The real problem, and source of so much contention, lies in the fact that LLC and HLOC are increasingly divergent, and yet are both referred to by the name C.

Whisker answered 14/6, 2018 at 20:11 Comment(0)

The first thing to say is that a sample of one test on one compiler generating code on one architecture is not the basis on which to draw a conclusion on the behaviour of the language.

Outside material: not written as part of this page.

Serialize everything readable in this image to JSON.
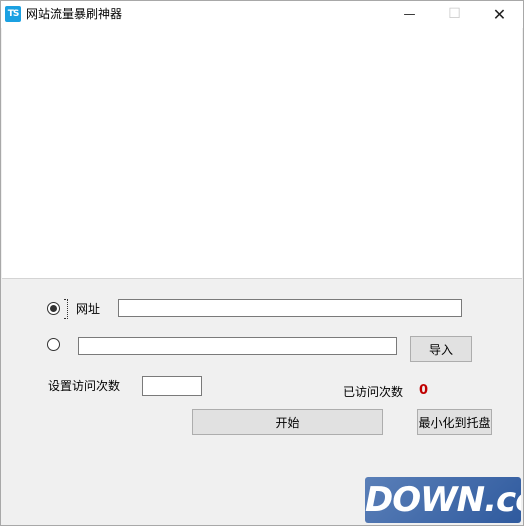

c++ (and c) are general purpose languages created with the intention of being portable. i.e. a well formed program written in c++ on one system should run on any other (barring calls to system-specific services).

Once upon a time, for various reasons including backward-compatibility and cost, memory maps were not contiguous on all processors.

For example I used to write code on a 6809 system where half the memory was paged in via a PIA addressed in the non-paged part of the memory map. My c compiler was able to cope with this because pointers were, for that compiler, a 'mystical' type which knew how to write to the PIA.

The 80386 family has an addressing mode where addresses are organised in groups of 16 bytes. Look up FAR pointers and you'll see different pointer arithmetic.

This is the history of pointer development in c++. Not all chip manufacturers have been "well behaved" and the language accommodates them all (usually) without needing to rewrite source code.

Demonism answered 17/8, 2015 at 8:47 Comment(10)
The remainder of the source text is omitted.